How about you? Is setting important to you? Do you need to feel a sense of place, or is that just icing on the cake if you get it?


13 responses to “Take Me There

  1. I just finished The Lion’s Game by Nelson Demille, a remarkable, well-paced thriller. Not only did the characters feel like flesh and blood, but Demille set it in sufficiently detailed environments that I felt I had visited Federal Plaza in Manhattan, ridden in the cockpit of a twin engine Cessna and visited President Reagan’s Rancho del Cielo. It was a rich tapestry of people, places and emotions I am still revisiting a week later.

    On the other hand, I am currently reading a police thriller by a noted New Mexican author. While the story is clearly well-researched and fast paced, the absence of detail gives the characters and setting a two-dimensional, cardboard-like feeling so I only connect at best on an intellectual level.

  2. Setting for me is often an imagined place – but I do like details. So I often make them up. Unlike Raymond, I don’t care if it’s real or accurate, as long as it feels so. I like it when writers take a place – say New York – and twist it just enough to be both New York and not New York. But yep, I’m with you on setting, gotta work, whether the details or true or real or not, they have to FEEL that way.

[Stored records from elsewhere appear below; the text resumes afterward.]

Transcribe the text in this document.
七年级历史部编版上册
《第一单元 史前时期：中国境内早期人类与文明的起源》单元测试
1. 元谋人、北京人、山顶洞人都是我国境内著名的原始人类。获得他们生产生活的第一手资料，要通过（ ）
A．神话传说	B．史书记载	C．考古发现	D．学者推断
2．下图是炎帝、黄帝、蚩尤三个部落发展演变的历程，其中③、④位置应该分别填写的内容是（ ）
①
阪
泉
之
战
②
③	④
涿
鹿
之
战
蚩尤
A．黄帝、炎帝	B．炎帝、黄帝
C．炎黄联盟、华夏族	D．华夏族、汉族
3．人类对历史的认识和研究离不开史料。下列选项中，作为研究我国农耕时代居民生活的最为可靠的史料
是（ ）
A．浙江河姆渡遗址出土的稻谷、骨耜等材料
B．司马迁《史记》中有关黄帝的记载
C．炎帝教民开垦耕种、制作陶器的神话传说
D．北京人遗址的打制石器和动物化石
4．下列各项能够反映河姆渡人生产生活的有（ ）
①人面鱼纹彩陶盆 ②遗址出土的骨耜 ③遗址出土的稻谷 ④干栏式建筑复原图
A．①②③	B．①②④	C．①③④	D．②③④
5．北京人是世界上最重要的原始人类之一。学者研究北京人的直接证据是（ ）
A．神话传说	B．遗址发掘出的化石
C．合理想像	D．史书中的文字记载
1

  3. When I start to develop a story line, I have to know all I can about the Characters, especially the Protagonist and Antagonist, and their surroundings. I have to immerse my self in the characters and the locations the story takes place in. I want to know their past history, their background what went on before my story began. And I want to know all I can about the location, which includes smells, sights and sounds. After all , no matter if the story is true or made up, no matter if the characters are based on real people or made up entities, all of this is important in delivering a believable story to the reader, one they can get into, experience, live the moment.

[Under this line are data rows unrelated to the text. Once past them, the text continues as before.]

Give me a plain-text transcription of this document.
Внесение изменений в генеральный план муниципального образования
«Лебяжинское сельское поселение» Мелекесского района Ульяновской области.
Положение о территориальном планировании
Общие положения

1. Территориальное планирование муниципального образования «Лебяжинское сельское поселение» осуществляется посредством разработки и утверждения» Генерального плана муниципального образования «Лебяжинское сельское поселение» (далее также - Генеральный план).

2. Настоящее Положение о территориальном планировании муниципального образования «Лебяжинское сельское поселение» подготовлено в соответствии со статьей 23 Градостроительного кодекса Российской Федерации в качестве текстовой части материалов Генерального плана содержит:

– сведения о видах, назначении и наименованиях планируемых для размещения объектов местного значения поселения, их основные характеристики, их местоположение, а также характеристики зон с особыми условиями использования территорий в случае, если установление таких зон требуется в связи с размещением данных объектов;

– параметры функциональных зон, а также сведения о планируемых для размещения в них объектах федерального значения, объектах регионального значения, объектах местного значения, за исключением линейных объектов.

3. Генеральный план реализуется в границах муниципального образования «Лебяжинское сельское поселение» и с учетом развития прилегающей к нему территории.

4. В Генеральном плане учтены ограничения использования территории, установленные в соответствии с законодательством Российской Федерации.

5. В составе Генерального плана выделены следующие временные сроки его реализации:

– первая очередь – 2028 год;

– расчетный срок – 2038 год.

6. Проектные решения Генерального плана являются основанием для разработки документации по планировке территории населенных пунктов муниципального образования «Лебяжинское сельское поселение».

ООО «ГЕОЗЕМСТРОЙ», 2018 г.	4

  4. *grins* Settting (as Lisa could tell you) is often an afterthought for me. I care more about the characters and how they’re interacting than I do the room they’re in. Though that has made it a struggle in my own writing to make it seem more than (as my other CP put it once) “the characters could be on the moon for all I know!” 😛

    But seriously, in a book I rarely care that someone sat on a green couch or walked into a dingy bar. I’ll notice it only halfway because I’m so focused on the characters.

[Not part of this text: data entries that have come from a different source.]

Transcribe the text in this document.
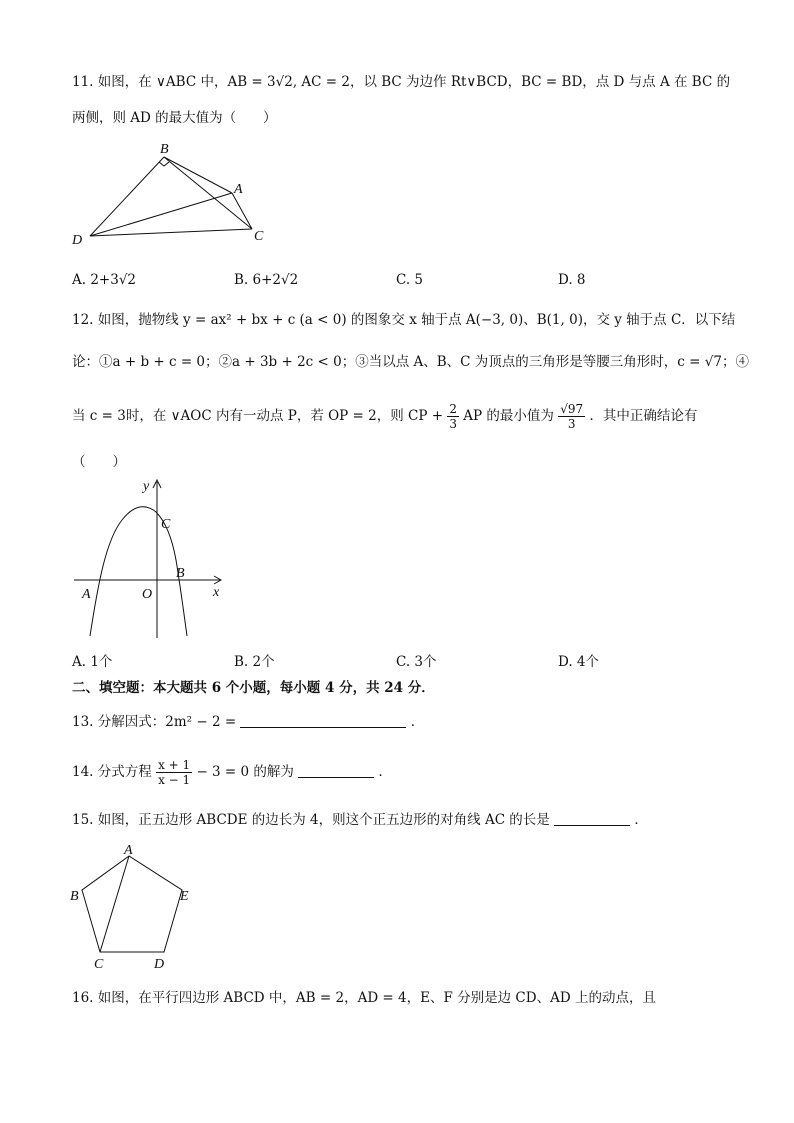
11. 如图，在 ∨ABC 中，AB = 3√2, AC = 2，以 BC 为边作 Rt∨BCD，BC = BD，点 D 与点 A 在 BC 的
两侧，则 AD 的最大值为（　　）
B
A
D	C
A. 2+3√2	B. 6+2√2	C. 5	D. 8
12. 如图，抛物线 y = ax² + bx + c (a < 0) 的图象交 x 轴于点 A(−3, 0)、B(1, 0)，交 y 轴于点 C．以下结
论：①a + b + c = 0；②a + 3b + 2c < 0；③当以点 A、B、C 为顶点的三角形是等腰三角形时，c = √7；④
当 c = 3时，在 ∨AOC 内有一动点 P，若 OP = 2，则 CP + $\frac{2}{3}$ AP 的最小值为 $\frac{√97}{3}$ ．其中正确结论有
（　　）
y
x
C
B
A	O
A. 1个	B. 2个	C. 3个	D. 4个
二、填空题：本大题共 6 个小题，每小题 4 分，共 24 分．
13. 分解因式：2m² − 2 =	．
14. 分式方程 $\frac{x + 1}{x - 1} - 3 = 0$ 的解为	．
15. 如图，正五边形 ABCDE 的边长为 4，则这个正五边形的对角线 AC 的长是	．
A
B
C	D
E
16. 如图，在平行四边形 ABCD 中，AB = 2，AD = 4，E、F 分别是边 CD、AD 上的动点，且
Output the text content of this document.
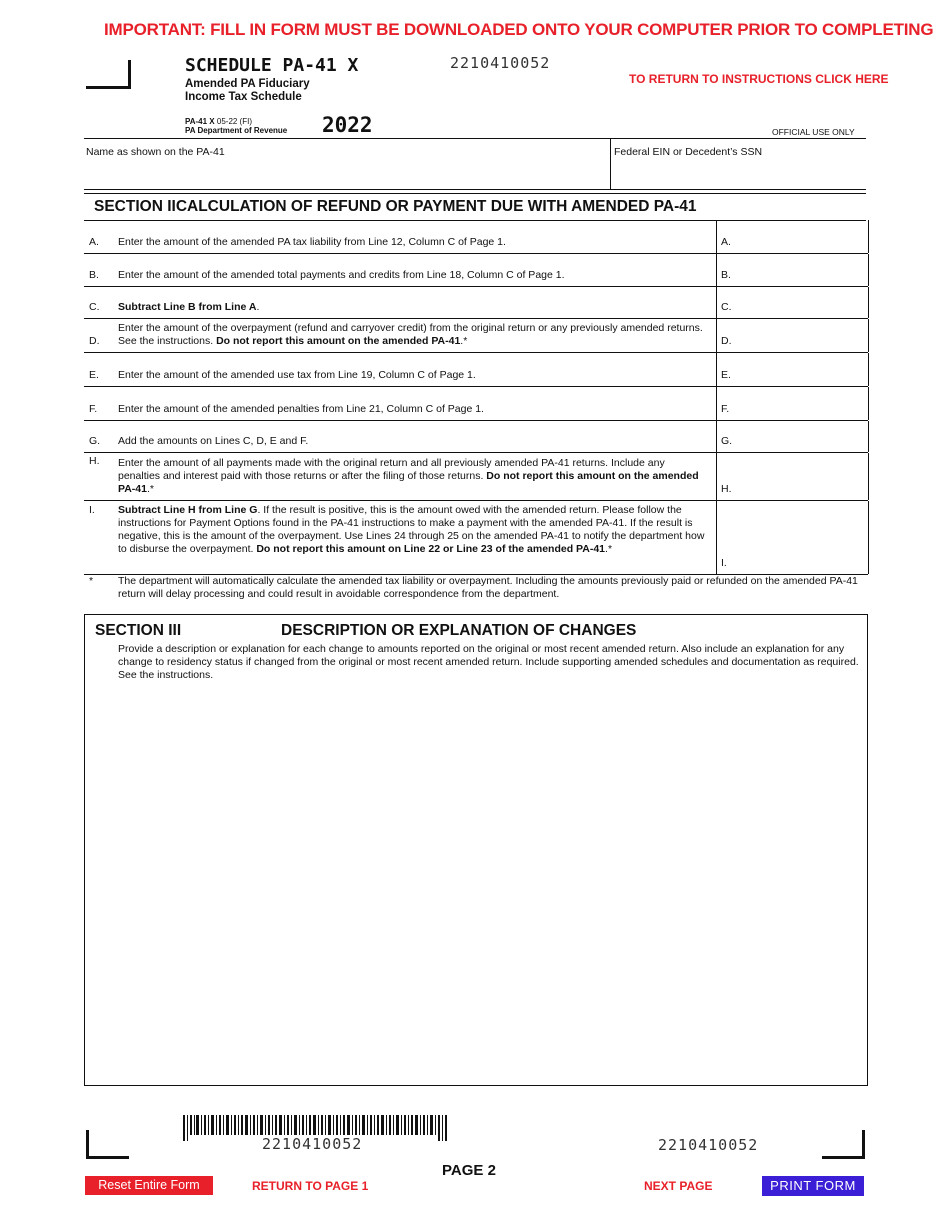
IMPORTANT: FILL IN FORM MUST BE DOWNLOADED ONTO YOUR COMPUTER PRIOR TO COMPLETING
SCHEDULE PA-41 X	2210410052
Amended PA Fiduciary
Income Tax Schedule
PA-41 X 05-22 (FI)
PA Department of Revenue 2022
TO RETURN TO INSTRUCTIONS CLICK HERE
OFFICIAL USE ONLY
Name as shown on the PA-41	Federal EIN or Decedent’s SSN
SECTION IICALCULATION OF REFUND OR PAYMENT DUE WITH AMENDED PA-41
A. Enter the amount of the amended PA tax liability from Line 12, Column C of Page 1.	A.
B. Enter the amount of the amended total payments and credits from Line 18, Column C of Page 1.	B.
C. Subtract Line B from Line A.	C.
D.
Enter the amount of the overpayment (refund and carryover credit) from the original return or any previously amended returns. See the instructions. Do not report this amount on the amended PA-41.*	D.
E. Enter the amount of the amended use tax from Line 19, Column C of Page 1.	E.
F. Enter the amount of the amended penalties from Line 21, Column C of Page 1.	F.
G. Add the amounts on Lines C, D, E and F.	G.
H. Enter the amount of all payments made with the original return and all previously amended PA-41 returns. Include any penalties and interest paid with those returns or after the filing of those returns. Do not report this amount on the amended PA-41.*	H.
I. Subtract Line H from Line G. If the result is positive, this is the amount owed with the amended return. Please follow the instructions for Payment Options found in the PA-41 instructions to make a payment with the amended PA-41. If the result is negative, this is the amount of the overpayment. Use Lines 24 through 25 on the amended PA-41 to notify the department how to disburse the overpayment. Do not report this amount on Line 22 or Line 23 of the amended PA-41.*
I.
* The department will automatically calculate the amended tax liability or overpayment. Including the amounts previously paid or refunded on the amended PA-41 return will delay processing and could result in avoidable correspondence from the department.
SECTION III	DESCRIPTION OR EXPLANATION OF CHANGES
Provide a description or explanation for each change to amounts reported on the original or most recent amended return. Also include an explanation for any change to residency status if changed from the original or most recent amended return. Include supporting amended schedules and documentation as required. See the instructions.
2210410052	2210410052
PAGE 2
Reset Entire Form	RETURN TO PAGE 1	NEXT PAGE	PRINT FORM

  5. What Kate said, because she said it so well 😉

    • Although Kate and I differ on a number of issues, I never slight her opinion. She has been at this far longer than I with far greater success. I recently had the pleasure of reading one of her manuscripts. While it was set in a time before any of us were born and, as she suggests, was in a manufactured—in part—location, it had the feel of reality.

      BTW, when are we going to start sharing our work with each other????

  6. This is a challenging topic. As a photographer I tend to prefer up close and detailed images, which means the viewer doesn’t always get the full context; it’s not my style to do “estabishing shots”. If I extrapolate my shooting style to a literary context, I’d probably enjoy the texture of “place” as well as that “aerial shot” before the zooming in. In other words, it’s fine if you want to “go all Faulkner” on me. So often place is an internal landscape as much, or more than a topographical one.